In middle school I got to attend a week-long summer Camp called Pine Hills, where I saw the witness of men authentically living Christianity in joy in a way I had not seen before. It made me have an open mind to all that I had been taught at Catholic school and Mass. What if it’s true? So, for that week I said, “I’m just gonna assume it’s all true, and see what happens,” and I opened my heart to the Holy Spirit and everything God wanted to give me. It was that week that solidified both that God is real and that I wanted Him to be the center of everything I do.
Until that point, I had been living in a place where I cared more about what other people thought of me than anything else. My friend group was the source of my identity. During that week at camp, I felt free from all that, and the Lord showed me a desire I had no idea that I had. I experienced a joy and a life that I had never known before, and I knew even if I lost all my friends, everything I had, the Lord is what I wanted. I wanted God to be the center. Little did I know this was the seed of a priestly vocation for a 7th grade Dominic. I think it was because I knew right then that I wanted Jesus to be the center. Even if I didn’t have the courage to live it then, because I wanted to be popular, I knew that’s really what I wanted.
Sophomore year was really a turning point for me. I had the choice either to go with the crowd and party or not, and by the grace of God I didn't. I just said, “Jesus, You know I want You, just give me more of You”. Through the power of the Holy Spirit, by leaning on Him, I walked through the years of high school, giving more and more of my life over to God. I came to a point where I lost almost all of my friends; the Lord was just slowly purifying that desire for more of Him. Interestingly enough, one thing I wouldn't give Him was seminary. I thought, “My life is yours as long as You don’t call me to be a priest." I thought I wouldn’t be happy unless I got married. That was my plan. I thought, "That’s what everybody does who’s normal. That’s what I’m gonna do because I’m normal.”

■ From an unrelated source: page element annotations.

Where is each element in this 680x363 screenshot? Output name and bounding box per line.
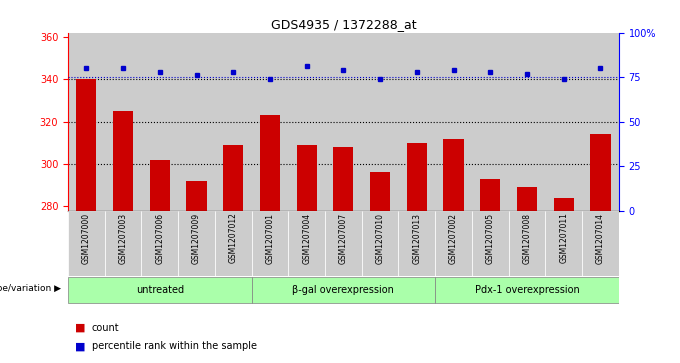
Bar [472, 33, 509, 211]
Text: untreated: untreated [136, 285, 184, 295]
Bar [68, 277, 252, 303]
Text: GSM1207004: GSM1207004 [302, 212, 311, 264]
Bar [288, 33, 325, 211]
Bar [517, 187, 537, 211]
Bar [370, 172, 390, 211]
Bar [178, 33, 215, 211]
Bar [113, 111, 133, 211]
Bar [480, 179, 500, 211]
Bar [68, 33, 105, 211]
Bar [509, 33, 545, 211]
Bar [472, 211, 509, 276]
Bar [435, 33, 472, 211]
Bar [178, 211, 215, 276]
Text: GSM1207012: GSM1207012 [228, 212, 238, 264]
Text: GSM1207006: GSM1207006 [155, 212, 165, 264]
Text: GSM1207010: GSM1207010 [375, 212, 385, 264]
Bar [150, 160, 170, 211]
Bar [252, 33, 288, 211]
Bar [398, 211, 435, 276]
Bar [105, 33, 141, 211]
Bar [582, 33, 619, 211]
Bar [545, 211, 582, 276]
Bar [407, 143, 427, 211]
Text: GSM1207003: GSM1207003 [118, 212, 128, 264]
Bar [68, 211, 105, 276]
Bar [288, 211, 325, 276]
Text: ■: ■ [75, 341, 85, 351]
Bar [554, 198, 574, 211]
Bar [443, 139, 464, 211]
Bar [215, 211, 252, 276]
Bar [333, 147, 354, 211]
Text: GSM1207007: GSM1207007 [339, 212, 348, 264]
Bar [260, 115, 280, 211]
Text: GSM1207009: GSM1207009 [192, 212, 201, 264]
Text: count: count [92, 323, 120, 333]
Text: GSM1207001: GSM1207001 [265, 212, 275, 264]
Bar [398, 33, 435, 211]
Bar [252, 211, 288, 276]
Text: Pdx-1 overexpression: Pdx-1 overexpression [475, 285, 579, 295]
Bar [105, 211, 141, 276]
Bar [362, 33, 398, 211]
Text: GSM1207013: GSM1207013 [412, 212, 422, 264]
Text: GSM1207005: GSM1207005 [486, 212, 495, 264]
Text: GSM1207000: GSM1207000 [82, 212, 91, 264]
Text: GSM1207011: GSM1207011 [559, 212, 568, 264]
Text: genotype/variation ▶: genotype/variation ▶ [0, 285, 61, 293]
Bar [325, 33, 362, 211]
Bar [186, 181, 207, 211]
Text: GSM1207008: GSM1207008 [522, 212, 532, 264]
Bar [590, 134, 611, 211]
Bar [223, 145, 243, 211]
Bar [325, 211, 362, 276]
Bar [141, 33, 178, 211]
Bar [509, 211, 545, 276]
Bar [252, 277, 435, 303]
Text: β-gal overexpression: β-gal overexpression [292, 285, 394, 295]
Bar [141, 211, 178, 276]
Bar [215, 33, 252, 211]
Bar [76, 79, 97, 211]
Text: GSM1207014: GSM1207014 [596, 212, 605, 264]
Text: GSM1207002: GSM1207002 [449, 212, 458, 264]
Bar [362, 211, 398, 276]
Bar [545, 33, 582, 211]
Title: GDS4935 / 1372288_at: GDS4935 / 1372288_at [271, 19, 416, 32]
Bar [435, 211, 472, 276]
Bar [435, 277, 619, 303]
Bar [582, 211, 619, 276]
Text: percentile rank within the sample: percentile rank within the sample [92, 341, 257, 351]
Bar [296, 145, 317, 211]
Text: ■: ■ [75, 323, 85, 333]
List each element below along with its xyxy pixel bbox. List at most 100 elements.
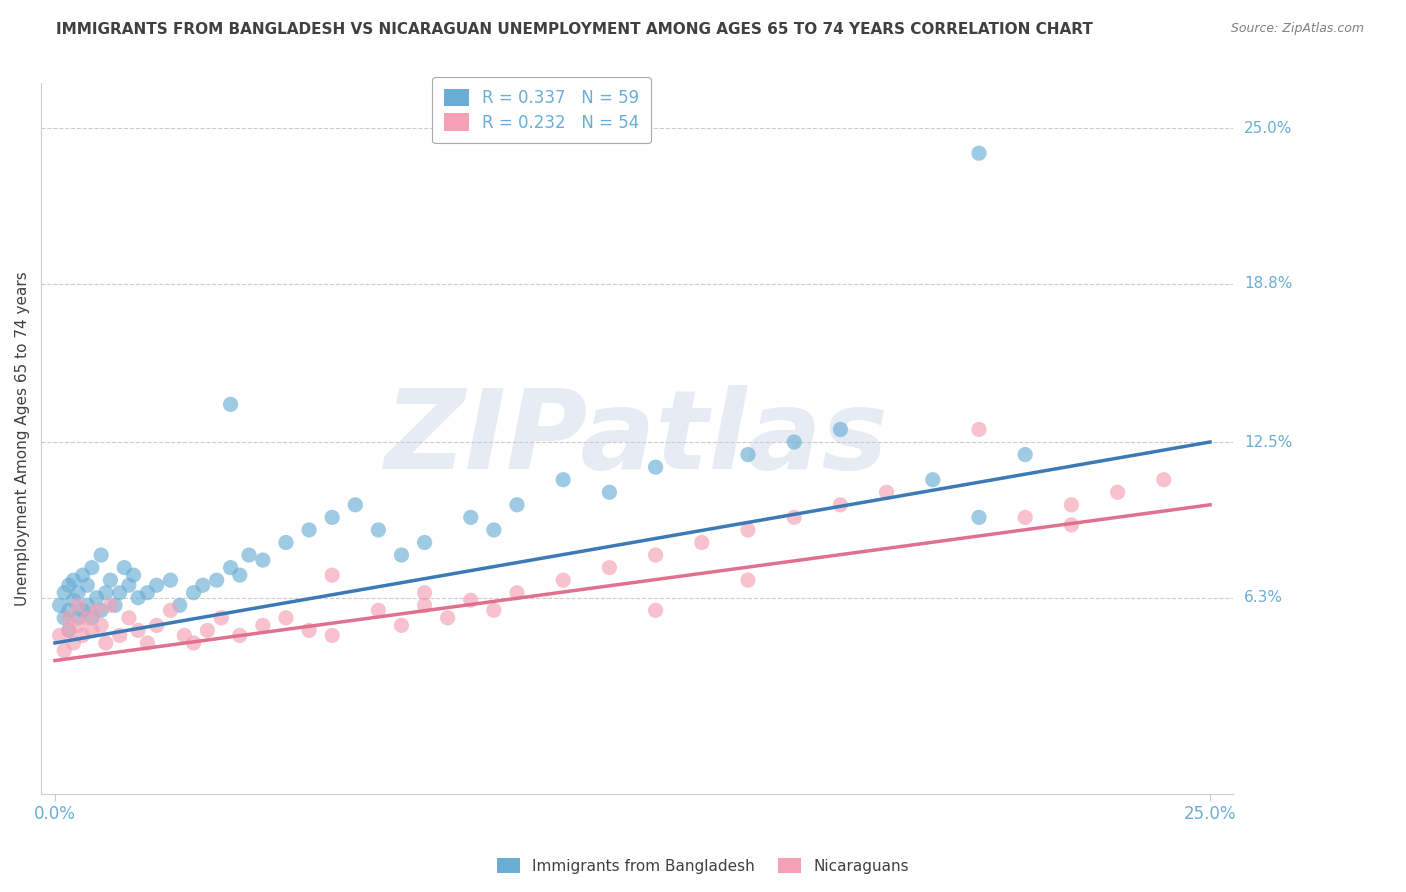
Point	[413, 599, 436, 613]
Point	[644, 460, 666, 475]
Point	[183, 636, 205, 650]
Point	[482, 523, 505, 537]
Point	[72, 628, 94, 642]
Point	[173, 628, 195, 642]
Point	[367, 603, 389, 617]
Point	[72, 603, 94, 617]
Point	[737, 523, 759, 537]
Point	[830, 498, 852, 512]
Point	[482, 603, 505, 617]
Point	[94, 636, 117, 650]
Point	[90, 603, 112, 617]
Point	[136, 585, 159, 599]
Point	[76, 599, 98, 613]
Point	[1060, 498, 1083, 512]
Point	[53, 585, 76, 599]
Text: ZIPatlas: ZIPatlas	[385, 384, 889, 491]
Point	[58, 624, 80, 638]
Point	[598, 560, 620, 574]
Point	[553, 473, 575, 487]
Point	[67, 585, 90, 599]
Point	[72, 568, 94, 582]
Text: 12.5%: 12.5%	[1244, 434, 1292, 450]
Point	[644, 603, 666, 617]
Point	[921, 473, 943, 487]
Point	[219, 560, 242, 574]
Point	[145, 618, 167, 632]
Point	[274, 535, 297, 549]
Point	[48, 628, 70, 642]
Point	[506, 585, 529, 599]
Point	[100, 573, 122, 587]
Point	[86, 591, 108, 605]
Legend: R = 0.337   N = 59, R = 0.232   N = 54: R = 0.337 N = 59, R = 0.232 N = 54	[432, 77, 651, 144]
Point	[76, 578, 98, 592]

But I gave God a seed during my senior year: I was the rector of a four-day retreat, and I let God lead, whatever He wanted me to do. In small things I found that when I did His will instead of my own will, I was happier! Because three priests had asked me to consider priesthood in the previous year, this realization made me think seriously about seminary for the first time. I realized that even if I didn’t want to be a priest right then, if I’m called to be a priest that’s truly what will make me happiest. I decided to give it a shot and trusted God with the step into seminary, because I had peace and joy. I didn’t know if I would discern priesthood or not- a lot of guys discern out and marry. Even though I didn’t know what the outcome would be, I trusted in the Lord. It has been the most joyful decision I have made in my life.
Two graces I have received have been the gift of friends who desire to know the Lord more, and who love me like their brother, as well as the gift of intimacy with God that's deeper than I had ever had before. While the gift of seminary is great, it has made me desire even more the gift of priesthood. I see it not as an obligation, as I did in middle school, but as a fulfillment of the desire that God planted in me at Pine Hills, that I want to be all God’s. Even if I lose everything in this life, I know Eternal life is what I want; it is the pearl of great price.